Emkay Global Financial Services Ltd has revised downwards the earnings forecasts for large-cap IT service providers for FY27 and FY28 by 1% and 2%, respectively.
The report highlights that the implied terminal growth rate for these large-cap IT service firms now sits at 5–6% in rupee terms, reflecting trends from the past decade.
Additionally, the firm has reduced target multiples by approximately 20% for IT services and 32% for BPOs.
"We anticipate that maintaining consistent operational performance and providing relevant disclosures will enhance investor confidence and aid in the recovery of valuations," the report stated.
Expectations for steady performance, along with clearer insights into progress over the coming quarters, could lead to a gradual restoration of confidence in business models, potentially prompting a reassessment of ratings.

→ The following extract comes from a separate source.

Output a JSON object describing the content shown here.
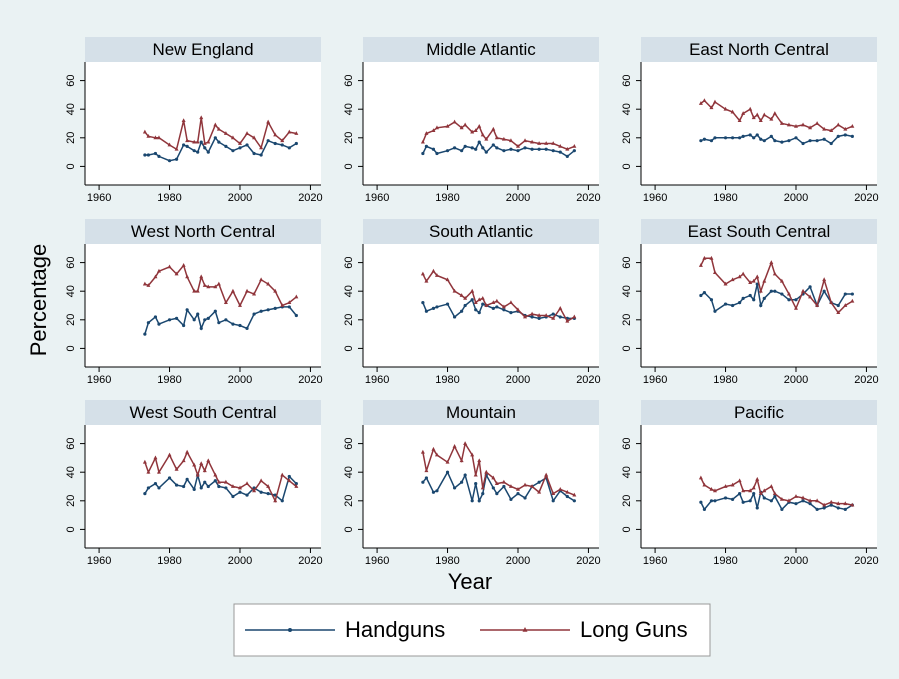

The Nifty IT index has fallen 13% and 17% in comparison to the Nifty index over the past month and three months, driven by concerns regarding the sustainability of the business model and apprehensions that advancements in AI may disrupt Indian IT services, the report noted.
As clients navigate a swiftly changing technological landscape and the complexities of integrating AI into existing systems, the firm predicts that IT services companies will evolve from effort-based execution towards consulting-led strategic partnerships as trusted advisors.
The report asserts that AI is transforming the IT services sector by automating repetitive, high-volume tasks—traditionally managed by junior engineers—while also flattening the conventional staffing hierarchy as AI agents reduce billable hours.
GenAI is expected to yield significant productivity improvements in areas such as testing, documentation, and legacy migration, elevating client expectations for cost efficiencies, particularly during contract renewals.